Здание детских яслей села Белозерки по внешнему виду мало отличается от окружающих его селянских хат. Запахи свежеиспеченного хлеба, молочного киселя. Через раскрытые окна, затянутые марлей, на улицу доносятся детские голоса.
Жаркий летний полдень, но в яслях нет мух. Просто сделанные деревянные кроватки — чисты и опрятны. Воспитательница в белом халате громко читает детям книжку Маршака «О почтальоне». Листы книги сильно потрепаны, местами склеены, в темно-желтых подтеках.
— Три года эта книга пролежала в земле, зарытая от немцев, — сказала воспитательница смущенно, будто по ее вине книга была в таком неприглядном состоянии.
И председатель колхоза А. П. Богун словно оправдывался:
— Многого мы детям сейчас дать не можем. Урожай был плохой в минувшем году. Животноводческие фермы только восстанавливаются. Кроме крупы, молока, сухих фруктов, яслям пока ничего не доставляем. До войны пекли пирожное, печенье, покупали хорошие конфеты. Сейчас этого нет…
Люди считали себя виноватыми в том, что в исключительно тяжелых условиях, через год после войны, не могли дать детям и больным еще больше! Между тем ни одна капиталистическая страна, в том числе Соединенные Штаты, где за всю войну не было разрушено ни одного дома, не давала, не дает и не способна давать на нужды здравоохранения и общественного питания детей столько, сколько стала давать наша Советская страна на другой же день после войны!..
Обломки немецких танков и автомашин еще валялись по обочинам дорог, а на полях уже гудели тракторы, собранные по винтику из частей, выкопанных из земли. В одном из районов мы догнали на проселочной дороге крепкого пожилого человека с мешком на плечах. Он повернулся к нам лицом и властным жестом бывалого фронтовика поднял руку. Мы остановили машину, потеснились, давая ему место. Мешок брякнул об пол так тяжело, что автомобиль наш содрогнулся. Прохожий вытирал пот со лба.
— Мабуть, не дробь у вас у мишку?
Он раскрыл мешок и показал гильзы от орудийных снарядов, траки от гусениц танков, подковы.
— Я коваль з колхозу, зараз працюю в МТС. Мы теперь много чего для сиялок, плугив та тракторив робимо сами. Робимо зараз й таке, що й не думали выробляти до вийны. Трудности навчили. Живу за сим километрив вид МТСу, поки йду на работу, дитали пидбираю по дорози.

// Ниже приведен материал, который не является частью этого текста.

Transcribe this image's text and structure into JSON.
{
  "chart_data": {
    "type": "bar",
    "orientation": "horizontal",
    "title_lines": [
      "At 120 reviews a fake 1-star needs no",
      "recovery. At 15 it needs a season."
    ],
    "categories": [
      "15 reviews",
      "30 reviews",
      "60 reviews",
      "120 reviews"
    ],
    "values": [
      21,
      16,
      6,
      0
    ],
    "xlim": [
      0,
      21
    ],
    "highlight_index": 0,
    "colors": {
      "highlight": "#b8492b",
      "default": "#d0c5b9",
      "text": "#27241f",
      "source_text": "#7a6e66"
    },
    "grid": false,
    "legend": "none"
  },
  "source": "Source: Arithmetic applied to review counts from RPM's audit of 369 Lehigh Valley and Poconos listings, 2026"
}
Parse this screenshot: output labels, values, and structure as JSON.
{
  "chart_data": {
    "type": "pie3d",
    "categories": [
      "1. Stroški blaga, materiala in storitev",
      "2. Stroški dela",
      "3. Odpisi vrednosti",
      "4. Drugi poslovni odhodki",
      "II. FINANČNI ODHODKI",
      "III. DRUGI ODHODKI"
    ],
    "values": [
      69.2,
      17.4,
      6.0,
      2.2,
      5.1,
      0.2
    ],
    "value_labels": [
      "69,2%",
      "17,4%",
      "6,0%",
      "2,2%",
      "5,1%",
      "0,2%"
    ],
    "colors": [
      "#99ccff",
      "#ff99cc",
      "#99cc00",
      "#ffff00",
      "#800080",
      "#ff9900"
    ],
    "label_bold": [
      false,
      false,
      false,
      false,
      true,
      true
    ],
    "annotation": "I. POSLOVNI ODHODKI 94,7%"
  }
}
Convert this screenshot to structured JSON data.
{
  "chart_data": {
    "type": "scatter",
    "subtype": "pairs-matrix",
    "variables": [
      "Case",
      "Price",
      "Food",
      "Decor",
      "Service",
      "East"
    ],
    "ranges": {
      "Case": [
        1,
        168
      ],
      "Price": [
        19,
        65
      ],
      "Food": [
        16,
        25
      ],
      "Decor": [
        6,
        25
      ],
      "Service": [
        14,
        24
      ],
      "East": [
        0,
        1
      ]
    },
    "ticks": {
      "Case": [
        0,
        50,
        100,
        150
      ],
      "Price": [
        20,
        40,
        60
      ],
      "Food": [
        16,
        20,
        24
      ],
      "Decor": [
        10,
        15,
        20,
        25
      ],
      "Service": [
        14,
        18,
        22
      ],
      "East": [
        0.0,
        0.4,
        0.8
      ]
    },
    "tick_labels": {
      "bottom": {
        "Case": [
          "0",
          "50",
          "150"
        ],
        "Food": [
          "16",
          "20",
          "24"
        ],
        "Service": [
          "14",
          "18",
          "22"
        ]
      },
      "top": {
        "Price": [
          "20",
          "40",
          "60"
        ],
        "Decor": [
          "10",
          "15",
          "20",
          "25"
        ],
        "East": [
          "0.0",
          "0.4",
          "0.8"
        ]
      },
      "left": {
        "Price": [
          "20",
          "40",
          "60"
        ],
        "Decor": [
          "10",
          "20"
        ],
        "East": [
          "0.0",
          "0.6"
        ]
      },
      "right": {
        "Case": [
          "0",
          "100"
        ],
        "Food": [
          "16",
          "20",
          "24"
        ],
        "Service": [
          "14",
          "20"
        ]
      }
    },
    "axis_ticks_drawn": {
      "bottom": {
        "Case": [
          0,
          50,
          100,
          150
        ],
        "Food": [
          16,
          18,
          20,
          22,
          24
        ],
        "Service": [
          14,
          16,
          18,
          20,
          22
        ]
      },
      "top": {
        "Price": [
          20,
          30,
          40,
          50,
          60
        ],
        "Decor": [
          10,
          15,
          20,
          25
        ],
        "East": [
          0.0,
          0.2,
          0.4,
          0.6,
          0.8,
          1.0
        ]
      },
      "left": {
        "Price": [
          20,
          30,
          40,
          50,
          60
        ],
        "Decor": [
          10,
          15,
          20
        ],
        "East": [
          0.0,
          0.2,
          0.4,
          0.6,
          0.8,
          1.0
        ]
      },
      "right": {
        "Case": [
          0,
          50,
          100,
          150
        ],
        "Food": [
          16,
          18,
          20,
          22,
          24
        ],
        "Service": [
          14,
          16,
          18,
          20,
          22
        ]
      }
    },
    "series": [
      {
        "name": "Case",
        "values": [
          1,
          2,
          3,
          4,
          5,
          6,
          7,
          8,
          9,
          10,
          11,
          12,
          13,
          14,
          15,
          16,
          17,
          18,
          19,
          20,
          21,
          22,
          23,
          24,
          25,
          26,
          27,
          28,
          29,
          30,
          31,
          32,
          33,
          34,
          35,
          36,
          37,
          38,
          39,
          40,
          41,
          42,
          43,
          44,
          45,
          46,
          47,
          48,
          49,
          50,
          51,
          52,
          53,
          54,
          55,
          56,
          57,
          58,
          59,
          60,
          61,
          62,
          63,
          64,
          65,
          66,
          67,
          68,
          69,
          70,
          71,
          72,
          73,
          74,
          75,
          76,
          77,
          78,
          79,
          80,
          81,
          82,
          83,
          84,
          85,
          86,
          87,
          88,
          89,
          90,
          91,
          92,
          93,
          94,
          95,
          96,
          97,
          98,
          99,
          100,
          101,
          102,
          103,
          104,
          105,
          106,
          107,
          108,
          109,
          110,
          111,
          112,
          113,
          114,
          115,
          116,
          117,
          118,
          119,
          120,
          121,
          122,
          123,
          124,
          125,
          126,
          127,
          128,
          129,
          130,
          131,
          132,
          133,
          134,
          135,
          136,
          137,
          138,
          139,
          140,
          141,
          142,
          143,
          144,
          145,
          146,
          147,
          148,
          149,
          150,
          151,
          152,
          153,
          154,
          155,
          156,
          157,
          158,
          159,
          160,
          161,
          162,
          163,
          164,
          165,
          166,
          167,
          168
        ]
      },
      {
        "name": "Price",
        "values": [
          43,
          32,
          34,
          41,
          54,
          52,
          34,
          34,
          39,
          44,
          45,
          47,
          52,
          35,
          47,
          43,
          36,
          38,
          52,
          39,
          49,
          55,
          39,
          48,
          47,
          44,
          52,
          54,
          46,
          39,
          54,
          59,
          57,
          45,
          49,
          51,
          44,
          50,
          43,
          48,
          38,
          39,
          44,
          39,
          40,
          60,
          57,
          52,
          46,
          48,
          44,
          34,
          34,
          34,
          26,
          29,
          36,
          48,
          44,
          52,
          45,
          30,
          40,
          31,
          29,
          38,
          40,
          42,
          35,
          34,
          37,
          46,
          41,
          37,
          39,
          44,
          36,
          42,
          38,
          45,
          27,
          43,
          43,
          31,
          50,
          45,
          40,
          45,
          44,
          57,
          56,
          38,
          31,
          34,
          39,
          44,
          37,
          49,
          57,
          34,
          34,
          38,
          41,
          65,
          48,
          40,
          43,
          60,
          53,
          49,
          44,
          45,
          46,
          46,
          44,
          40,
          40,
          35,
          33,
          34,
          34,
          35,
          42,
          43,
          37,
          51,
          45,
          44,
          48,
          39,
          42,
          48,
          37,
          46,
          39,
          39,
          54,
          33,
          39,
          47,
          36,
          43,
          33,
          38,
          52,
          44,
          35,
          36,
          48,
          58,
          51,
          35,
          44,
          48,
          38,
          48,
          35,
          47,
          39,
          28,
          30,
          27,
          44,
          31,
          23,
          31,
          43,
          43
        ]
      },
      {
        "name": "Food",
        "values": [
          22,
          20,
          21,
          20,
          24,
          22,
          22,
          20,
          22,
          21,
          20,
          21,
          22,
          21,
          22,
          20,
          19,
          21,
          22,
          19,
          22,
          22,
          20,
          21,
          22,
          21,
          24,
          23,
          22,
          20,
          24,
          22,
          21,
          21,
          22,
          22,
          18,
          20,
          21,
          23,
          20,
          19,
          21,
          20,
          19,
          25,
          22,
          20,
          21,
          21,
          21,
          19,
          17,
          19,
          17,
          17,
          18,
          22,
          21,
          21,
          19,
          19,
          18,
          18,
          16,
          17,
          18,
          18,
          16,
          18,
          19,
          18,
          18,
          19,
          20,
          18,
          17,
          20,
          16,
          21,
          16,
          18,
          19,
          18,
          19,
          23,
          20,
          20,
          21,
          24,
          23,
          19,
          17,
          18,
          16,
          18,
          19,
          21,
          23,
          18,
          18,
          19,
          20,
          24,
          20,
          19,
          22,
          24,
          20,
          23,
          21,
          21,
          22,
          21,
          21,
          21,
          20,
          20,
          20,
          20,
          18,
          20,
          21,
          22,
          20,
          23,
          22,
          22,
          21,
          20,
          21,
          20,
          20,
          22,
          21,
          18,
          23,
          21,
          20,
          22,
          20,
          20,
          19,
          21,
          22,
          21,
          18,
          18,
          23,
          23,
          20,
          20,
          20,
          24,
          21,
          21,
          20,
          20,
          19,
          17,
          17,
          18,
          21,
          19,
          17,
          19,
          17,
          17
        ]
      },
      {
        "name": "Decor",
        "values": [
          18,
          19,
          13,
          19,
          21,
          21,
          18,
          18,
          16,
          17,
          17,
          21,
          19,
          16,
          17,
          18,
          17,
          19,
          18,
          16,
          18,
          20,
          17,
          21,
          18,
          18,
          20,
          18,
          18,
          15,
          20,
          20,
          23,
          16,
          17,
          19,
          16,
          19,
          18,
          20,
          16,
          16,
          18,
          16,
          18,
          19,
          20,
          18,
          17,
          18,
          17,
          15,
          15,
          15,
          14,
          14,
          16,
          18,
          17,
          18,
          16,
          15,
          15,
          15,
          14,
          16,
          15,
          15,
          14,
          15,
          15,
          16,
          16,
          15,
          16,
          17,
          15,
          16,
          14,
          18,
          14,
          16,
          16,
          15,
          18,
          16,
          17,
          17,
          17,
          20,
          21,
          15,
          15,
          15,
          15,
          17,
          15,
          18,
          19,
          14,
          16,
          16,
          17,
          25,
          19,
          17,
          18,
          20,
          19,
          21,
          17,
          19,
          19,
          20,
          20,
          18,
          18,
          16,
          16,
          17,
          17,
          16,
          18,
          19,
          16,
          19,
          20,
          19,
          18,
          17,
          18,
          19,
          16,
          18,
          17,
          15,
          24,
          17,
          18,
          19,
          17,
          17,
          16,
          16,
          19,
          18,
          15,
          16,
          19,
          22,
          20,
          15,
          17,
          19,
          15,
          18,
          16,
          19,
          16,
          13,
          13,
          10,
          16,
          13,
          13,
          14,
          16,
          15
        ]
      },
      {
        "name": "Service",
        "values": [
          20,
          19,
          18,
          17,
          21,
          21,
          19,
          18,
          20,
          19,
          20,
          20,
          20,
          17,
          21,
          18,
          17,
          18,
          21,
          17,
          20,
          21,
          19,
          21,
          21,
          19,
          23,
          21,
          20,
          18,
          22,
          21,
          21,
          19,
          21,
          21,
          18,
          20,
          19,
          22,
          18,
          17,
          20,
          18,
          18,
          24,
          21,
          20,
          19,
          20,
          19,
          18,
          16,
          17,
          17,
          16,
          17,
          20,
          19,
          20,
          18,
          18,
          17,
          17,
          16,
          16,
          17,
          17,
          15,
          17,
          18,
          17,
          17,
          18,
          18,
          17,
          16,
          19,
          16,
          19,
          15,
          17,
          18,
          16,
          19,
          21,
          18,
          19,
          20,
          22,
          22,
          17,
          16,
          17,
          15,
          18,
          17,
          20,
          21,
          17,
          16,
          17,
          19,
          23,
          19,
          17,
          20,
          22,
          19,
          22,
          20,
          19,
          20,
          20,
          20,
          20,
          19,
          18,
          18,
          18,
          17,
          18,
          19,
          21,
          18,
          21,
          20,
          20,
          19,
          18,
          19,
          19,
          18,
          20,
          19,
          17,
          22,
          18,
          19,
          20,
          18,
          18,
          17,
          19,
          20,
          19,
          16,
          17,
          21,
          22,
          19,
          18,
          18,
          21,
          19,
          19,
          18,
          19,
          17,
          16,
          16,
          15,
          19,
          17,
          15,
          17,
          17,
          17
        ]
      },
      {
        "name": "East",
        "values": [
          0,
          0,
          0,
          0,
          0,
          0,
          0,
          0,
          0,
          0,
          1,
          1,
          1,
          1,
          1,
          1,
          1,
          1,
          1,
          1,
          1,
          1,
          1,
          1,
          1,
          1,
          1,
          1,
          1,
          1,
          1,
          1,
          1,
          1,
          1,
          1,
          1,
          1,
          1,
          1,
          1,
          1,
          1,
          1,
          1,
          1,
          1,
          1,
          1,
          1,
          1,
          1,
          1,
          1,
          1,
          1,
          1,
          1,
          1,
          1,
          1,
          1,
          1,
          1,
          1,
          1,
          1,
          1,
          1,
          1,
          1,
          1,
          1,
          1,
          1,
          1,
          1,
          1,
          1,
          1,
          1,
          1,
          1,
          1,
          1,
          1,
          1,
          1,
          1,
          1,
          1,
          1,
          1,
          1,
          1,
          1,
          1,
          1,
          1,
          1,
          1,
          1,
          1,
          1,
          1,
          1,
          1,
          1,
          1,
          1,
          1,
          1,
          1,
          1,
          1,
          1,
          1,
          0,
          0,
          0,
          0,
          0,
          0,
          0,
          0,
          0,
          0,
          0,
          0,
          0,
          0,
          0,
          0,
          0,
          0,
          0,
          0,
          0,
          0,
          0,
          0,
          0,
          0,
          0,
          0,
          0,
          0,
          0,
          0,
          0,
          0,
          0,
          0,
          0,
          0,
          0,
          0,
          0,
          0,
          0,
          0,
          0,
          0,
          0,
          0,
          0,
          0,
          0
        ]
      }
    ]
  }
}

В самом Херсоне были восстановлены все фабрики и заводы, работали шесть клубов, четыре кинотеатра, областной драматический театр, прекрасный стадион. По улицам города одна за другой катились грузовые и легковые машины. Самолеты гудели над аэродромом. Цвели липы, звучала музыка, над стадионом развевались флаги. Со всех концов города люди спешили на футбольные состязания. Витрины, стекла домов, камни мостовой блестели под ярким южным солнцем. И невозможно было представить себе, что всего несколько месяцев назад по улицам этим, разрушая все живое, ходили лютые враги человечества.